@meniga/auth
v6.1.37-alpha.0
Published
A library for a react app to authenticate with an oauth provider using authorization code flow
Downloads
248
Readme
@meniga/auth
This package is used to authenticate with an oidc/oauth provider.
It is build as an ESM module and is geared towards apps using functional components and react hooks. It does not add a user to the redux state like @meniga/identity does.
It uses react-oidc-context and oidc-client-ts under the hood and only supports Authorization Code flow or Refresh Token flow. Implicit Grant flow is not supported. If you need Implicit Grant support, use @meniga/identity instead.
Getting started
Install the package like so:
yarn add @meniga/auth
Config
For more information about the configuration and required and optional properties go to: https://authts.github.io/oidc-client-ts/interfaces/UserManagerSettings.html
Easiest way to provide this config - if you are using @meniga/config in your app - is to create an identity.js config file with the following config, using the values set in your oidc provider.
export default {
/**
* URL to the oidc server
*/
authority: 'https://sts.dev.meniga.cloud/identity',
/**
* The client ID as configured in the oidc server
*/
client_id: 'Demo_user_api_gateway_authorization_code',
redirect_uri: '/callback',
post_logout_redirect_uri: '/',
/**
* Only used if your app supports a 'Forgot password' flow and you are using Meniga's STS server.
* This specifies the path to the page the STS server should redirect to when user clicks on 'Forgot password'
*/
forgot_password_uri: '/login/forgot',
/**
* Specifies the type of grant you want to use
* The .well-known configuration of the server has a list of supported response types.
*/
response_type: 'code',
scope: 'openid profile meniga_user_api',
loadUserInfo: true,
/**
* Whether or not there should be an automatic attempt to renew the access token prior to its expiration
*/
automaticSilentRenew: true,
/**
* Whether or not the token should be saved in browser storage
*/
storeToken: true,
/**
* The names used to store the access_token and token_type in browser storage.
* Should not be changed if your app is using @meniga/core for api requests.
*/
tokenName: 'accessToken',
tokenTypeName: 'accessTokenType'
}
Note: client_id, scope, response_type and callback_uri should match the configuration made on the identity server.
App
Import the MenigaAuthProvider in your App/entry file and add the OIDC config to it.
import { globalConfig } from '@meniga/config'
import { MenigaAuthProvider } from '@meniga/auth'
const _configBasename = globalConfig('routing.prefix', '')
const _configIdentity = globalConfig('identity', {})
const App = () => {
return <Fragment>
<MenigaAuthProvider oidcConfig={ _configIdentity } basename={ _configBasename }>
<RouterProvider router={ browserRouter } />
</MenigaAuthProvider>
</Fragment>
}
export default App
Router
This setup is based on using @meniga/router but works for anyone using react-router or similar library.
In your apps router you will have to add the following components to authenticate
- AuthProtected is to restrict access to only authenticated users and must be placed under the MenigaAuthProvider in the react dom tree.

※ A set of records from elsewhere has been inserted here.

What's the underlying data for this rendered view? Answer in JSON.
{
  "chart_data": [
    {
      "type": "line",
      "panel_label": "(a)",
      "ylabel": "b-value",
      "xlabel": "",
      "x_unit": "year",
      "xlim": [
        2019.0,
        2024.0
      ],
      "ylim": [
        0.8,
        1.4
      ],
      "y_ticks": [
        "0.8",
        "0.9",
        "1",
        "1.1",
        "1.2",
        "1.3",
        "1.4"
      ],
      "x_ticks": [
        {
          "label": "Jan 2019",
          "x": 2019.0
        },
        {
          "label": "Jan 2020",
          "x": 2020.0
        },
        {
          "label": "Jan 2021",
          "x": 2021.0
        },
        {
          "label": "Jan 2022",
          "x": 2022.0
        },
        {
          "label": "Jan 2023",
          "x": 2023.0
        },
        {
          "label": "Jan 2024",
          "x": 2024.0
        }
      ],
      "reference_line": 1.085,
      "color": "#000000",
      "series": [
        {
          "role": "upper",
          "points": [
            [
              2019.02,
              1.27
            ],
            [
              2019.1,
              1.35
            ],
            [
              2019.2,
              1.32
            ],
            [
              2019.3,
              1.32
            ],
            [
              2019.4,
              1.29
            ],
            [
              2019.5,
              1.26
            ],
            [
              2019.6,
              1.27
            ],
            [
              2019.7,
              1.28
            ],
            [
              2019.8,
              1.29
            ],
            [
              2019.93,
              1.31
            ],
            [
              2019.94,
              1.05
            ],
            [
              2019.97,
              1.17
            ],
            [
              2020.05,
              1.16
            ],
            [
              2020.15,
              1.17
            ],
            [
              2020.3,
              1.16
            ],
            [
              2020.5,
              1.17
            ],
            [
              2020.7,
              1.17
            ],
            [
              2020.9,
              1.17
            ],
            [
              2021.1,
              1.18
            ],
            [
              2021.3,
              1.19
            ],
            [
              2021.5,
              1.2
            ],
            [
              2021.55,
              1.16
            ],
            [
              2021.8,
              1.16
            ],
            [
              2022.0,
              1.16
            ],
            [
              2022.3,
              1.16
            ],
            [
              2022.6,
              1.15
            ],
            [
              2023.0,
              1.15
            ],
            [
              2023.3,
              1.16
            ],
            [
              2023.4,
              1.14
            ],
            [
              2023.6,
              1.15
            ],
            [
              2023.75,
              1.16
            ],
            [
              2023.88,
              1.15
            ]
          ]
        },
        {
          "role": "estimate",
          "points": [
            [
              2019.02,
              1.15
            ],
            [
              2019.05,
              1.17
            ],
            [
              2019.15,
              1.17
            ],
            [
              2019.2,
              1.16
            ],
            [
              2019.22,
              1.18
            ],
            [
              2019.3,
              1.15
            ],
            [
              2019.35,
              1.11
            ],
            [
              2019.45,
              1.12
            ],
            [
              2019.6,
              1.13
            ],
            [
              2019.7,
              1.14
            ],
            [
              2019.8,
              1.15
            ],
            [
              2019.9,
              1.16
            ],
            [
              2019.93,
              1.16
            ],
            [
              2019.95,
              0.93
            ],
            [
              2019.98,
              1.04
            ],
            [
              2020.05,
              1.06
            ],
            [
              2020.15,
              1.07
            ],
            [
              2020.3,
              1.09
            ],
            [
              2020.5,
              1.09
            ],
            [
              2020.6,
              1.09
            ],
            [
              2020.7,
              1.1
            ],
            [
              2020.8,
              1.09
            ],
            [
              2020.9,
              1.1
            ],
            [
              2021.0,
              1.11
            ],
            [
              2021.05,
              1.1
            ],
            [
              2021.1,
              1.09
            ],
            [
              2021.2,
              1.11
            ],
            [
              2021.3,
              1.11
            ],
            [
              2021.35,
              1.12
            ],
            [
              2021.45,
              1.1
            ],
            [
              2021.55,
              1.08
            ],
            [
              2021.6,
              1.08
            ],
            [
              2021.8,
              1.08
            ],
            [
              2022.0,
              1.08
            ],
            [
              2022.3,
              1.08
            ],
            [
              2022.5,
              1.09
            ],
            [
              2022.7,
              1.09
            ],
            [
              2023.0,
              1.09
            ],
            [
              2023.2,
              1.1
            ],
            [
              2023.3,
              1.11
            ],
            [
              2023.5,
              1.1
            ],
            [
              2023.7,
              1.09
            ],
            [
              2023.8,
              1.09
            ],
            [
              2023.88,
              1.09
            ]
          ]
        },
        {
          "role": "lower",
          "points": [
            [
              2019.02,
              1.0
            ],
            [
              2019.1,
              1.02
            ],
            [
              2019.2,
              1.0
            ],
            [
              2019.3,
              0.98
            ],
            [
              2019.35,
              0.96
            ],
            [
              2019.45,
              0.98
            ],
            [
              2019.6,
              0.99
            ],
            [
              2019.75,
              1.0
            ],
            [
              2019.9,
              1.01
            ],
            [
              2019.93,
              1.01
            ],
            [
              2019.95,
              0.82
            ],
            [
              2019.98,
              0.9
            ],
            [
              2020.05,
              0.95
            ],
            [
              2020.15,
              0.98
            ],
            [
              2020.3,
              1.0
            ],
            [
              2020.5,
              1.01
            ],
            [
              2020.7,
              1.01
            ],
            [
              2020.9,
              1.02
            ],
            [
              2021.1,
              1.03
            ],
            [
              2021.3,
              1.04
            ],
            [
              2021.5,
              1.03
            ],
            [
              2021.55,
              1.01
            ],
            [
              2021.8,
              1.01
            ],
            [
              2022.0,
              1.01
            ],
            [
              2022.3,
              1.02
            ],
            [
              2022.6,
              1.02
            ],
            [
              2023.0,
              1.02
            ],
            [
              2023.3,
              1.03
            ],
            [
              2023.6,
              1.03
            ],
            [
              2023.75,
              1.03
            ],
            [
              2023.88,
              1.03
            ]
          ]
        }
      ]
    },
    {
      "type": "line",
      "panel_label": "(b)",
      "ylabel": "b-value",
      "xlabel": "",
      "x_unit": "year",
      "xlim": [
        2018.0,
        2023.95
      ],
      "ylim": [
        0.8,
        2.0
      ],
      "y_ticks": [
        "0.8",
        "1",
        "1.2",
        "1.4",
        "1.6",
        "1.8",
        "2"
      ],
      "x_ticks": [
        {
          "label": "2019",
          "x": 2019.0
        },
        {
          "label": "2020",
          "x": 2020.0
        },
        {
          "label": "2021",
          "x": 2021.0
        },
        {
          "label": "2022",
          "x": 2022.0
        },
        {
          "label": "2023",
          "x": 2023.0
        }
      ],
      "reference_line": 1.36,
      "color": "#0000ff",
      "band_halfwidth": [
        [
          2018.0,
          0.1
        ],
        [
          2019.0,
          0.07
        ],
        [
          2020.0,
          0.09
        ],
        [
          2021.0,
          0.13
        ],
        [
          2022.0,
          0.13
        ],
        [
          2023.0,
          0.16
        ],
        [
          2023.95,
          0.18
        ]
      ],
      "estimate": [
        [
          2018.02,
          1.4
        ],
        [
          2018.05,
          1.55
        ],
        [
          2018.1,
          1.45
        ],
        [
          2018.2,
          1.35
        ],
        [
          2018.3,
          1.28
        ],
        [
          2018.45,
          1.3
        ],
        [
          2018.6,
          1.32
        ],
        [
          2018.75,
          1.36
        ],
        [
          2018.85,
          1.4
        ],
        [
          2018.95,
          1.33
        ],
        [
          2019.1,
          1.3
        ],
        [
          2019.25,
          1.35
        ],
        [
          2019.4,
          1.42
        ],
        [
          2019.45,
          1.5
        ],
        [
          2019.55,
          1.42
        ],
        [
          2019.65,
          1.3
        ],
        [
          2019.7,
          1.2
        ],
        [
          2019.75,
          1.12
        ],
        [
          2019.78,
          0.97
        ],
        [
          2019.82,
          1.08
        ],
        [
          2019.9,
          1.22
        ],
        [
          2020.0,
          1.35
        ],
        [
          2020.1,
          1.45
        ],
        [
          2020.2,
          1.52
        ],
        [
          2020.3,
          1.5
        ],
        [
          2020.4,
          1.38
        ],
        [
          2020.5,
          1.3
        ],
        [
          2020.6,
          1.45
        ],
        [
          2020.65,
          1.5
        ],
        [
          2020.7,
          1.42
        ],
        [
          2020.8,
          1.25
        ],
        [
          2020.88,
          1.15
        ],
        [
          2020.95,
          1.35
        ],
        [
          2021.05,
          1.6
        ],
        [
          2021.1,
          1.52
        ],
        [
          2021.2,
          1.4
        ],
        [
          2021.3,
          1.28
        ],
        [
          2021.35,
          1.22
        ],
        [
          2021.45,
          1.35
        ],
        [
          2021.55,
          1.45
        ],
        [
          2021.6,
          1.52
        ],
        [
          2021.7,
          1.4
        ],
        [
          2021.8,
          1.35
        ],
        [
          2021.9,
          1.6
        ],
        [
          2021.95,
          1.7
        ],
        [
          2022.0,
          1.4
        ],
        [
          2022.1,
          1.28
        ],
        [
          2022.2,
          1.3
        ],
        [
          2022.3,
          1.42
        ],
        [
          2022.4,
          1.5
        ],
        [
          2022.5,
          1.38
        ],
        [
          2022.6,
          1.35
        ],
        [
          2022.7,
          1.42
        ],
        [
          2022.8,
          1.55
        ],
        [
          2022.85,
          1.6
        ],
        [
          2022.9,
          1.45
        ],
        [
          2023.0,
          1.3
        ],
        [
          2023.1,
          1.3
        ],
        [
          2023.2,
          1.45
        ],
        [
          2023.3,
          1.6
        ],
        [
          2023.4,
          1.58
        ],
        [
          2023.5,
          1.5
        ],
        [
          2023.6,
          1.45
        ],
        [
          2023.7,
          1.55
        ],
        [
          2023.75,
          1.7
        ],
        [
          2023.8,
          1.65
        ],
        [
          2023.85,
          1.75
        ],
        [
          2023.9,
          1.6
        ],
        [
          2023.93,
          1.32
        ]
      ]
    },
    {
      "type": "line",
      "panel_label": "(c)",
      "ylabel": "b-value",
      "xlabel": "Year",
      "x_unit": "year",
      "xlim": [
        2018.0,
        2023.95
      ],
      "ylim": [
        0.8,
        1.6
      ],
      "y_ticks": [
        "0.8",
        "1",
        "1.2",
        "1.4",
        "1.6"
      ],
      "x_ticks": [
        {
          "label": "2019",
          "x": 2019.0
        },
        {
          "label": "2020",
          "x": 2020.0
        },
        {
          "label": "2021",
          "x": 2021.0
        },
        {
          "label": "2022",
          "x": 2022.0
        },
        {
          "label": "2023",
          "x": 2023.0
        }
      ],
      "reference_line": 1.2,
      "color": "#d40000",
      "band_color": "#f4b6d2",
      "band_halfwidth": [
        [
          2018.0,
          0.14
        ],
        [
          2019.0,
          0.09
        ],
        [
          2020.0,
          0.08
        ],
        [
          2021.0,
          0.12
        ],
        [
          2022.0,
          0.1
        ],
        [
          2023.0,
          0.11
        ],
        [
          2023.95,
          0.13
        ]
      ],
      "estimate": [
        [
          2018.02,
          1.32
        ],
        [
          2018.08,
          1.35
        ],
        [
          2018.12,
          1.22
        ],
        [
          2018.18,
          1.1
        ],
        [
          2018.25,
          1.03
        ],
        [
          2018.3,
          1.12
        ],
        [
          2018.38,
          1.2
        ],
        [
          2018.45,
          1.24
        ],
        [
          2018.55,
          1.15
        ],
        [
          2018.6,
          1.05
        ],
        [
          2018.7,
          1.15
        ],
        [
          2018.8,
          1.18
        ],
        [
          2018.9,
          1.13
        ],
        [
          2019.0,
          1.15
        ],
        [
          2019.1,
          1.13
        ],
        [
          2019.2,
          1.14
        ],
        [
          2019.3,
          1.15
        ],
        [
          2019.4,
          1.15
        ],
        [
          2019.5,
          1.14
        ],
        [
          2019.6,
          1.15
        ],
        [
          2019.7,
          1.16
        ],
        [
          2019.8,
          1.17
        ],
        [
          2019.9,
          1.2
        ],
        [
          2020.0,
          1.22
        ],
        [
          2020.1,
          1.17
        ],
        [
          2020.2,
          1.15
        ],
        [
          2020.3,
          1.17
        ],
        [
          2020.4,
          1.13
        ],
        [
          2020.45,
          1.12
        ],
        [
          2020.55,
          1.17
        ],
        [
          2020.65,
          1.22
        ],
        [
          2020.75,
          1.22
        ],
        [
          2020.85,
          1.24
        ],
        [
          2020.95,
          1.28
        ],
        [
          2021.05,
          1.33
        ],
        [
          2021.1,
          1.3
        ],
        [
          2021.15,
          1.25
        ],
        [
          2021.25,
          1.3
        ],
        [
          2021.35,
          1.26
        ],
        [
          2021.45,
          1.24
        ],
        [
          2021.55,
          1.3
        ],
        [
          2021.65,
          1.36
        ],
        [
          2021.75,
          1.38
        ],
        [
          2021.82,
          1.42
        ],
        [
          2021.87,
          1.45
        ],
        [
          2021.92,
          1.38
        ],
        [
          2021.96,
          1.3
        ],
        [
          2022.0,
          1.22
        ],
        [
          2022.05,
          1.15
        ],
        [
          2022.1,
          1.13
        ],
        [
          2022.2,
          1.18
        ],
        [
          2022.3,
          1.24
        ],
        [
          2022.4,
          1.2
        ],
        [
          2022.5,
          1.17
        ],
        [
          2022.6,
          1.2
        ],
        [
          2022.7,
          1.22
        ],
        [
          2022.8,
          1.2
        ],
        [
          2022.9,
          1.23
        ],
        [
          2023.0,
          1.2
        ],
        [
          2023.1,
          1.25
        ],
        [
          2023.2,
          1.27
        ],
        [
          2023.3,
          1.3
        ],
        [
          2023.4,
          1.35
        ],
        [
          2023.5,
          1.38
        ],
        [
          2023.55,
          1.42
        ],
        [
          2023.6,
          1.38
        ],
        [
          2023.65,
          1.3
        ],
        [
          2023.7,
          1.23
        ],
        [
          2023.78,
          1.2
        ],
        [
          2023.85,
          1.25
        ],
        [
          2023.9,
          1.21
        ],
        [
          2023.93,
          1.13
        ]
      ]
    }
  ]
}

- AuthCallback is a component that handles the callback from the oidc provider and saves it to storage.
- It will redirect to the previous url the user was located after it has done all its work.
- AuthLogin is a component that handles redirect to the login page of the oidc provider.
- AuthLogout is similar to the LoginPage that it handles the redirect to the oidc provider but this one redirects to a logout page
None of these components are required but they save a lot of time.
import { Route, Router } from 'cosmic-core'
import { AuthCallback, AuthProtected, AuthLogin, AuthLogout } from '@meniga/auth'
const routes = [
{
key: 'callbackRoute',
path: '/callback',
element: <AuthCallback callbackUrl={ '/' } onError={ () => { }} />,
},
{
key: 'loginRoute',
path: '/login',
element: <LoginPage />
},
{
key: 'logoutRoute',
path: '/logout',
element: <LogoutPage />
},
{
key: 'protectedRoute',
path: '/dashboard',
element: <AuthProtected><Dashboard /></AuthProtected>
}
]
const browserRouter = createBrowserRouter(routes, { basename: _configBasename })
Get user info
You can access basic user info using the { useAuth } hook as long as MenigaAuthProvider is being used further up the tree.
import { useAuth } from '@meniga/auth'
const someFunctionalCompenent = () => {
const auth = useAuth()
const user = auth?.user
...
}
Silent renew token
@meniga/auth supports renewing the bearer token periodically.
In order to use this feature, set 'automaticSilentRenew' to true in the config.